Trivia Dominoes: Play Off the Last Bit of Trivia

“The Hound of the Baskervilles” was written by Arthur Conan Doyle as a reminiscence of an earlier case of Sherlock Holmes’s, since Holmes was, at the time of publication, still supposed to be dead according to Conan Doyle’s timeline of the stories.

Baskerville Holmes played basketball for Memphis State University. He was drafted in 1986 by the Milwaukee Bucks.

Dave Holmes, comedian, actor and author, is perhaps best known for not winning a competition to become an MTV VJ in 1991. Despite losing, Holmes went on to host more hours of programming on the network than the actual winner, Jesse Camp.

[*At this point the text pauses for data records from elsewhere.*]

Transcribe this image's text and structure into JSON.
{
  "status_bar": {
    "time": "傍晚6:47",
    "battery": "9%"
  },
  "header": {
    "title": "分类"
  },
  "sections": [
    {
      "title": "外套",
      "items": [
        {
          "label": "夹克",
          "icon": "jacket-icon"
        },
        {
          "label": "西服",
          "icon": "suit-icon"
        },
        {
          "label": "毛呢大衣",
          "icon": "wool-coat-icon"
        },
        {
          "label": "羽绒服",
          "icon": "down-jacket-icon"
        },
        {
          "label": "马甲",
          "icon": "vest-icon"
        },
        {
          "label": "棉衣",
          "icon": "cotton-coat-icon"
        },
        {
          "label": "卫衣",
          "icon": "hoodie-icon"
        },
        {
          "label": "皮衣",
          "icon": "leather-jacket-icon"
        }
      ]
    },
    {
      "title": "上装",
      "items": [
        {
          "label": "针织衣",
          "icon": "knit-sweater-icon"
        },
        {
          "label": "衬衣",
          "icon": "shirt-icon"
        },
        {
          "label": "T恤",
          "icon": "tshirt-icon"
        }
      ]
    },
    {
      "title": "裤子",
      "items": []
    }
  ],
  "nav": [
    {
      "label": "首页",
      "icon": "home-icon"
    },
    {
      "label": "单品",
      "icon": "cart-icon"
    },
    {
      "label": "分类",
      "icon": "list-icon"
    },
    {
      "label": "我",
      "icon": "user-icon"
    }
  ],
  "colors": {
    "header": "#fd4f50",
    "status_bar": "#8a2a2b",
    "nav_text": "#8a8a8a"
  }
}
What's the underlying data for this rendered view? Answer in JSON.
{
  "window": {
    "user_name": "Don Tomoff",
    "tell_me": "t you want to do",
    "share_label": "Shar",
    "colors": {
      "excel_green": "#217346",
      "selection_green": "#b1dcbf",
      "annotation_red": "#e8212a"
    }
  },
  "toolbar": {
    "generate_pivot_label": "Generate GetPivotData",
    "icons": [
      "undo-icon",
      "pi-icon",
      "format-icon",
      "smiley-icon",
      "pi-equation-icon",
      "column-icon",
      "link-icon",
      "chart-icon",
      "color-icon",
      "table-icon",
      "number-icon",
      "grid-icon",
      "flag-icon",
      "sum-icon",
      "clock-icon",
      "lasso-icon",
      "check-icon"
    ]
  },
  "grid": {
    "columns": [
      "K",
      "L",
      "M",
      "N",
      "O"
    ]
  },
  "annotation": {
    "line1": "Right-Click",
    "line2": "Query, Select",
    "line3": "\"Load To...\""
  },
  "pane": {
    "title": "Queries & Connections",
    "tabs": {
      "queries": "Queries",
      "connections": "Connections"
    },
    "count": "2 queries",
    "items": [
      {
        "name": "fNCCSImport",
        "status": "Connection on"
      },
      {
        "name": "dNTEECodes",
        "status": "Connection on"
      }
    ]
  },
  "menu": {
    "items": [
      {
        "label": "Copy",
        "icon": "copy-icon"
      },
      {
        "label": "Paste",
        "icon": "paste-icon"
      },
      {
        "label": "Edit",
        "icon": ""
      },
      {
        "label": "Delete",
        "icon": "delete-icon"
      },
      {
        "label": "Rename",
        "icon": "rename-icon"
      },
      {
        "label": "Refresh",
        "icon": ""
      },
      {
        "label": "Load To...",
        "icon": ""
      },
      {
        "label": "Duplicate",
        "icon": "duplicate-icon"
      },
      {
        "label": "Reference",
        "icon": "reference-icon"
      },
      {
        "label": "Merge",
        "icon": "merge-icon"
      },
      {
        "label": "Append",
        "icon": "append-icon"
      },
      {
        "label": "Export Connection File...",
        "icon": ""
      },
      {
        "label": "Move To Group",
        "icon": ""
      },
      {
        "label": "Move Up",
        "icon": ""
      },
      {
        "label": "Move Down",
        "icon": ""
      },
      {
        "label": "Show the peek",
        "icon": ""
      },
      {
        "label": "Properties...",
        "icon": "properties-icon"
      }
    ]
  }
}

Jesse “The Body” Ventura, a former pro wrestler, served as governor of Minnesota from 1999 to 2003.

The TV series LITTLE HOUSE ON THE PRAIRIE was set in Walnut Grove, Minnesota and last 9 seasons. The book LHOTP took place in Kansas and in reality the Ingalls family only lived in Walnut Grove for 3 non-consecutive years; they spent far more time in South Dakota.

Before he embraced Islam, Malcolm X’s last name was Little.

The XFL was a professional football league founded by WWE owner Vince McMahon. The league operated for one season. An XFL telecast was notable for receiving the lowest rating for a prime-time major network program to that time.

The WWE was known as the WWF, but had to change its name and acronym after being sued by the World Wide Fund for Nature (an organization formerly known as the World Wildlife Fund).

Lloyd Bernard Free of the NBA had his name legally changed to World B. Free in 1980, to recognize his playground nickname.

Jimmy Carter considered U.S. Sen. Lloyd Bentsen, Democrat of Texas, as his running mate in 1976, but picked Fritz Mondale instead. Mike Dukakis picked Bentsen as his running mate in 1988, but they lost. Bentsen later served as Secretary of the Treasury in the Clinton Administration.

In the musical Damn Yankees, baseball fan Joe Boyd sells his soul for the chance to become a Washington Senator.

The term Yellow Journalism comes from when William Randolph Hearst stole away the cartoonist Richard F. Outcault and his super popular comic strip character “The Yellow Kid” from Joseph Pulitzer’s newspaper and published it in color to sell more copies, which worked even though Hearst’s paper was considered far inferior.

The title character in Orson Welles’s masterpiece Citizen Kane was not-so-loosely based on William Randolph Hearst, who did all he could to scuttle the picture.

Randolph and Mortimer Duke, who were bankrupted in Eddie Murphy’s comedy “Trading Places,” make a brief appearance as derelicts in Murphy’s “Coming to America.”

Ralph Bellamy told a story about the filming of TRADING PLACES: On the set he observed “this is my 99th movie”, to which Don Ameche said “This is my 49th movie”, to which Eddie Murphy said “Hey, isn’t that something? Between the three of us we’ve made 150 movies!”

Along with his acting career, Eddie Murphy has fashioned himself a singer, releasing music including duets with Michael Jackson, Shabba Ranks, Rick James and former SNL co-star Joe Piscopo.

Black Shabbos is an all-Jewish Black Sabbath cover/parody band. Their songs include “Iron Mensch”, “War Tref” and “Meshuggah Train”.

Blue Oyster Cult’s songs “I’m on the Lamb, But I Ain’t No Sheep” and “Heavy Metal: The Red and the Black” have different music but the exact same lyrics.

In the Simpsons episode “The Great Money Caper”, lampooning “Paper Moon”, Abe Simpson’s getaway line is “Just call me mint jelly, 'cause I’m on the lam!”